Era profeta, venía de Gabaón y se presentó en el templo de Jerusalén en el quinto mes del cuarto año del reinado de Sedequías, cuando Judá ya vivía bajo el yugo de Babilonia. Delante de los sacerdotes y del pueblo reunido, anunció que el Señor quebraría en dos años el poder de Nabucodonosor, trayendo de vuelta a los exiliados y los utensilios sagrados del templo.
Jeremías estaba allí llevando literalmente un yugo de madera en el cuello, señal profética de que Judá debía someterse a Babilonia por mucho más tiempo. Ananías le arrancó el yugo y lo quebró delante de todos, dramatizando su promesa de una liberación rápida.
El gesto era contundente, la audiencia quería creer, pero la palabra no venía del Señor. Jeremías se retiró en silencio y, poco después, volvió con una respuesta aún más dura: en lugar del yugo de madera quebrado, el pueblo tendría un yugo de hierro. La mentira no aliviaba el castigo, solo aplazaba la hora de la verdad.

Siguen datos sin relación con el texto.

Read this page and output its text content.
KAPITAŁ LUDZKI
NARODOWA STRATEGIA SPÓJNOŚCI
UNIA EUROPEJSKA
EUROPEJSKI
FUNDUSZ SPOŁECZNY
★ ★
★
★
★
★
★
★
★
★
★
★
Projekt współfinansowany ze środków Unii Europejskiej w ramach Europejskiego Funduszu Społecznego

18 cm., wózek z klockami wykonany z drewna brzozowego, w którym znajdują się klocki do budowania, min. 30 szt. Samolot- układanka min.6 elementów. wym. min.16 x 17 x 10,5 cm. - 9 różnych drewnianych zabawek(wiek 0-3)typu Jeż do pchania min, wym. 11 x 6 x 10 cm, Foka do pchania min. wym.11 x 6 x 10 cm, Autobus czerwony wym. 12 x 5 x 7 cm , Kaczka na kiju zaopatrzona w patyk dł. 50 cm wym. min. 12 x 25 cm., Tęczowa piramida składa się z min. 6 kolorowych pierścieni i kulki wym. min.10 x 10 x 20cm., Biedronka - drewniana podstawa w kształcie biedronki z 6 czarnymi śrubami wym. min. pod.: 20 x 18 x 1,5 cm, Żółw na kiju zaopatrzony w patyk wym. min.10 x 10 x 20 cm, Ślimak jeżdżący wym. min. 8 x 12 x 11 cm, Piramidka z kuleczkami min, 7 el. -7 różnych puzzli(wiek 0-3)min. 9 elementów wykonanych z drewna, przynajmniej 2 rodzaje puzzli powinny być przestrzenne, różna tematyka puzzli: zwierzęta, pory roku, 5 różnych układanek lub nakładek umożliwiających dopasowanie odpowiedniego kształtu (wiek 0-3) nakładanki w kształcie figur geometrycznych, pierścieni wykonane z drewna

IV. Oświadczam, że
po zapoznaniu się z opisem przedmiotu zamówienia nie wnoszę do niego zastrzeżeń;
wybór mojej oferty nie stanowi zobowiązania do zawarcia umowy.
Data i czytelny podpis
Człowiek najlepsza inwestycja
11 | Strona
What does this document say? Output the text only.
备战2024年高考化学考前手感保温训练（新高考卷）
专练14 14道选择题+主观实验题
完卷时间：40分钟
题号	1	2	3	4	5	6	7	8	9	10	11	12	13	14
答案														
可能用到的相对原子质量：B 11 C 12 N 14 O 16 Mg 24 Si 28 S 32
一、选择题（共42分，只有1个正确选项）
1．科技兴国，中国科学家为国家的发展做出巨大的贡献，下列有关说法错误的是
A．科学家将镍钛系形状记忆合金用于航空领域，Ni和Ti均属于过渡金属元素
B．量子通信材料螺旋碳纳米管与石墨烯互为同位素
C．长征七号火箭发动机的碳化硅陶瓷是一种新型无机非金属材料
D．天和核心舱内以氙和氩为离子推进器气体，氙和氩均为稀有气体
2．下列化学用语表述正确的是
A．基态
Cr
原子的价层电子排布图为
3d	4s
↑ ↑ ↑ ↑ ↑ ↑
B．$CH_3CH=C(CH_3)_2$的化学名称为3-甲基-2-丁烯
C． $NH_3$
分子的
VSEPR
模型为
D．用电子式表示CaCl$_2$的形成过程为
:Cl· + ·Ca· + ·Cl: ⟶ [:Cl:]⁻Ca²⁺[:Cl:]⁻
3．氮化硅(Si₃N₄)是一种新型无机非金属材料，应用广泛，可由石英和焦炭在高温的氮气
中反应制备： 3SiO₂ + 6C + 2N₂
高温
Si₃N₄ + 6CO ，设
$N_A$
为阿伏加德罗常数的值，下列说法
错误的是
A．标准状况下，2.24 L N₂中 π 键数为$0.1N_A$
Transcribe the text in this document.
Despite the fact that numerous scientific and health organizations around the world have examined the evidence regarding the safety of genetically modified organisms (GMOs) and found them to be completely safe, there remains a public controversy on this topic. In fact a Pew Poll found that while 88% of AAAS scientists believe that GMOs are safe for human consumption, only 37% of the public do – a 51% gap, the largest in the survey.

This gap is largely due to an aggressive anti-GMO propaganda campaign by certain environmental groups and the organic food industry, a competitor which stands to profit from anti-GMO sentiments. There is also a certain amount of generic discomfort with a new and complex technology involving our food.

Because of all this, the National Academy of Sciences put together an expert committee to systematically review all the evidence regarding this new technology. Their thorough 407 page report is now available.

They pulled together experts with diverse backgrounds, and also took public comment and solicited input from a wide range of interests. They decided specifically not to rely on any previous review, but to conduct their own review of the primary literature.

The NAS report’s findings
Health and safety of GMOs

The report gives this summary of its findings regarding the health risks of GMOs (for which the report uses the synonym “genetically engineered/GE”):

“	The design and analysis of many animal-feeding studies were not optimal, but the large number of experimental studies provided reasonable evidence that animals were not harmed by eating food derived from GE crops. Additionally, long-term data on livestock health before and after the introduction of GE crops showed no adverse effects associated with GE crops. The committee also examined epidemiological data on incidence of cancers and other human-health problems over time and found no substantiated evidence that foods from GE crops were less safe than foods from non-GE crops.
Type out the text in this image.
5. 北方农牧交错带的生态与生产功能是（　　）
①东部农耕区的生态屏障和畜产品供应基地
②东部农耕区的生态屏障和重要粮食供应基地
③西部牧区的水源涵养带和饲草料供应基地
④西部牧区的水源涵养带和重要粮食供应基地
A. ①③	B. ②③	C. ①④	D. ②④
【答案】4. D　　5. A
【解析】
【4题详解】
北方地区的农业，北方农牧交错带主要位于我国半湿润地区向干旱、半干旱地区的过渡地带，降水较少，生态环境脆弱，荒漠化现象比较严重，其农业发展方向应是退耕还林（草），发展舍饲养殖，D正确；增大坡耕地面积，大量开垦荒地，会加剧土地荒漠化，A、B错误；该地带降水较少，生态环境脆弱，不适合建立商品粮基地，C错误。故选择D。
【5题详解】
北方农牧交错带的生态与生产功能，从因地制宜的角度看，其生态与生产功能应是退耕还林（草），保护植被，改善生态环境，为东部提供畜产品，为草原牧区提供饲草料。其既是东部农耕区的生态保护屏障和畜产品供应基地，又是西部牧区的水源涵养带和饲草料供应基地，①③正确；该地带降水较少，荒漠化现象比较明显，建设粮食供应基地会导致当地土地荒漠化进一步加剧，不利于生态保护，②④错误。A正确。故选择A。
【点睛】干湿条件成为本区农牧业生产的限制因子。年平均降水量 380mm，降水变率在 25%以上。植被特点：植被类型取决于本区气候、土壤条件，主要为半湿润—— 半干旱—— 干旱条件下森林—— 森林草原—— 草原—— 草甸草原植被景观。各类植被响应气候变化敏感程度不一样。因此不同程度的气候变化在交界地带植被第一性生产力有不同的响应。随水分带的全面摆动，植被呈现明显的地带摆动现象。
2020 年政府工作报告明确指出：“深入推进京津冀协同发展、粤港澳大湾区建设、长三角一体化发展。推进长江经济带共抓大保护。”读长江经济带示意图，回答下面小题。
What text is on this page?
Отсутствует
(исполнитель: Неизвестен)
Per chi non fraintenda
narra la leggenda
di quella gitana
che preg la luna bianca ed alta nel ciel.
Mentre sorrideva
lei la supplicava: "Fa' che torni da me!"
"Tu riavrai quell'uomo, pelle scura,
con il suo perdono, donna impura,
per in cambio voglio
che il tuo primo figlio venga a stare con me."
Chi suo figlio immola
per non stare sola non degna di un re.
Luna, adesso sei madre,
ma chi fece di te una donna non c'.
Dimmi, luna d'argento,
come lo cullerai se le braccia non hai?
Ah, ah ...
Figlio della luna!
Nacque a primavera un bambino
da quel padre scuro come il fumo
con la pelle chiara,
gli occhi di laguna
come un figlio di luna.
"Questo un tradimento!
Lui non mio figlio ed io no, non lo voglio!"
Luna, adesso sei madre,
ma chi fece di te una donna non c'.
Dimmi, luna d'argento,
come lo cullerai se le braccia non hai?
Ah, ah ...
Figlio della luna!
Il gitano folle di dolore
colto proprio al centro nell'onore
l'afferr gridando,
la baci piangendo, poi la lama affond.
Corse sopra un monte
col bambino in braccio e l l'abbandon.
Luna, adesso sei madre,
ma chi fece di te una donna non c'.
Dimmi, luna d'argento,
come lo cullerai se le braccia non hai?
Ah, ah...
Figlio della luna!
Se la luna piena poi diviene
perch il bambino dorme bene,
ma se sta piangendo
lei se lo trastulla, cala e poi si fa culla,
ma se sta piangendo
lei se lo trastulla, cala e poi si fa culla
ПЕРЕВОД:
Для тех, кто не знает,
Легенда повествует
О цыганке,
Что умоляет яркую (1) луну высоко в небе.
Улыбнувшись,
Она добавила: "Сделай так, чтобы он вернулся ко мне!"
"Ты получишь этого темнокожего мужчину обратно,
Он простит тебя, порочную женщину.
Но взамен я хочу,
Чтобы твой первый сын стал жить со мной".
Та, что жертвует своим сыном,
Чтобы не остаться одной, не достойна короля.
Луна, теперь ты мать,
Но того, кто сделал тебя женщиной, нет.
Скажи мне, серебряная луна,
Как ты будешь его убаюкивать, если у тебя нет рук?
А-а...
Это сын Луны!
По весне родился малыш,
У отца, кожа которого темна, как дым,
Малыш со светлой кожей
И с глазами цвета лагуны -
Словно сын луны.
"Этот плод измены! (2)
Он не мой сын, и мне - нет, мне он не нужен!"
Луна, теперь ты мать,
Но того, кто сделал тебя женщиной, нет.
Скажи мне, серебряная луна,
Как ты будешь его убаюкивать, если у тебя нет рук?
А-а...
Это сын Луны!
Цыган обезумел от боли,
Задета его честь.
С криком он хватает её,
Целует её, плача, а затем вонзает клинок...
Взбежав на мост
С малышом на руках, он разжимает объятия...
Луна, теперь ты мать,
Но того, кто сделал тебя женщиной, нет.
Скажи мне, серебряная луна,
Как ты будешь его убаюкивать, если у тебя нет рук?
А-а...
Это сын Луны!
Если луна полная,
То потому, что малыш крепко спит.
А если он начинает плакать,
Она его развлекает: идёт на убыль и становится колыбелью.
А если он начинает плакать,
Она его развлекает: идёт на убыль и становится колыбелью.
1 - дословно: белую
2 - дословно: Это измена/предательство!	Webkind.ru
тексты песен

Entonces Jeremías fue directo: Ananías había hecho que la nación confiara en mentiras, y por eso moriría ese mismo año. No hay registro de retractación ni de arrepentimiento. En el séptimo mes, Ananías murió, exactamente como Jeremías había anunciado.
La Biblia solo habla de él en este único capítulo, y eso ya es un sermón en sí mismo: toda una vida resumida en el momento en que eligió decirle al pueblo lo que quería oír, en lugar de lo que Dios realmente estaba diciendo.
La historia de Ananías le pregunta al lector de hoy qué prefiere escuchar de sus líderes espirituales, el consuelo inmediato o la verdad que exige cambio. Dios no abandona a su pueblo a su propia suerte, pero tampoco confirma toda voz que habla en su nombre solo porque la multitud aplaude.